But in order to increase the FBR’s tax-to-GDP ratio to 10% in the next fiscal year, the target has to be around Rs12.3 trillion.
If the government accepts the IMF’s demand for little under Rs1.3 trillion tax measures, the FBR’s target for the next year will be around Rs12.3 trillion. This requires a 33% increase over this year’s collection. In absolute terms, the FBR’s collection target might be around Rs3.1 trillion higher than this fiscal year –- a sum that the IMF and the government want to milk from an already depressed economy.
The government has discussed potential areas of taxation in the next fiscal year. These include collecting more taxes from retailers, withdrawal of sales tax exemptions, including on agriculture inputs and machinery, and ending reduced sales tax rates for the businesses registered with the FBR through point of sale (POS), said the sources.
The government charges 15% sales tax on the sales made by garments-related businesses registered with the FBR through POS. The idea is to increase it to the standard 18%. The tax rate had been kept lower to encourage businesses to get registered with the FBR. In the last budget, it was increased from 12% to 18%.
The government is eying withdrawal of tax exemptions and increase tax burden at a time when the FBR has started facing problems in achieving its monthly collection and people are buried under 25% inflation.

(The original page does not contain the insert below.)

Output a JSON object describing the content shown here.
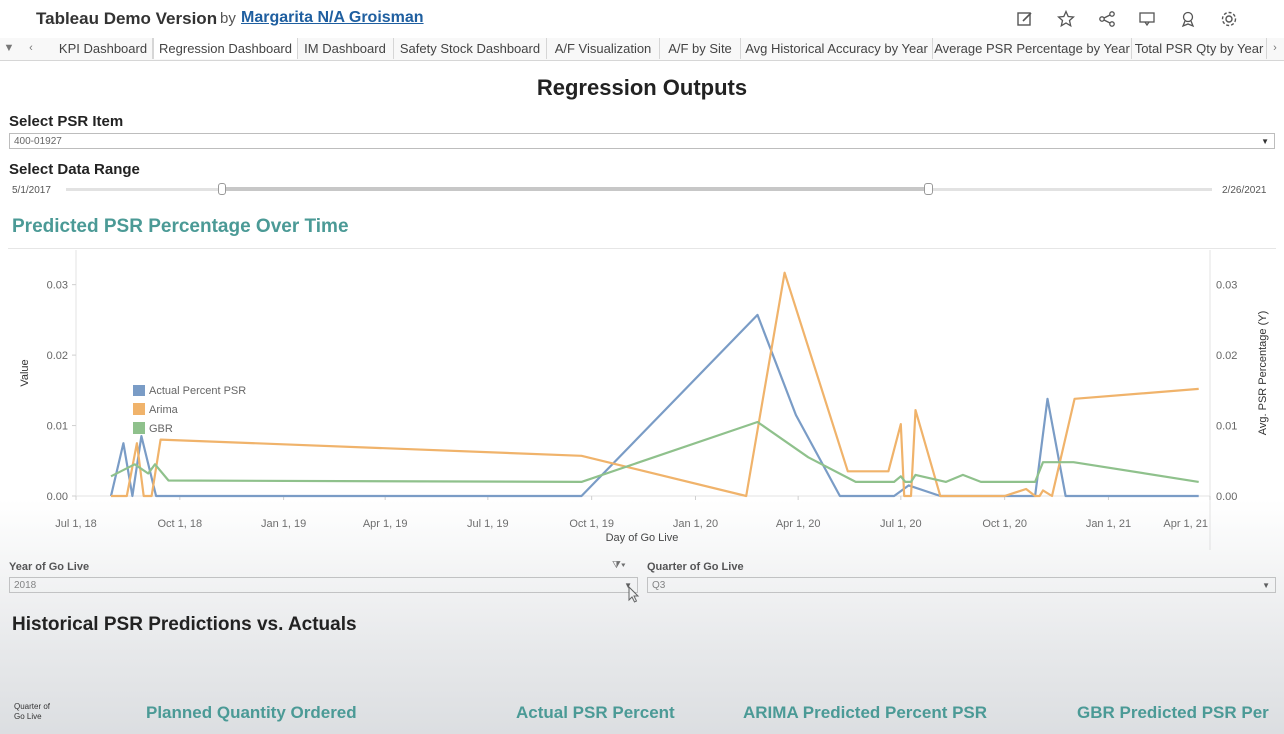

The FBR has missed its 10-month tax collection target by a margin of Rs52 billion. It could pool Rs7.362 trillion as against the goal of Rs7.414 trillion. The collection was Rs15 billion less than even the FBR’s own expectation -–a shortfall that the administration attributes to the go-slow policy adopted by the officers against the prime minister’s move to remove the compromised and inefficient officials.
The FBR missed its monthly target by Rs57 billion as it could only pool Rs650 billion in April.
In a meeting with a foreign bank delegation, Muhammad Aurangzeb stressed upon broadening the tax base and expediting the digitisation process of the FBR, according to the finance ministry.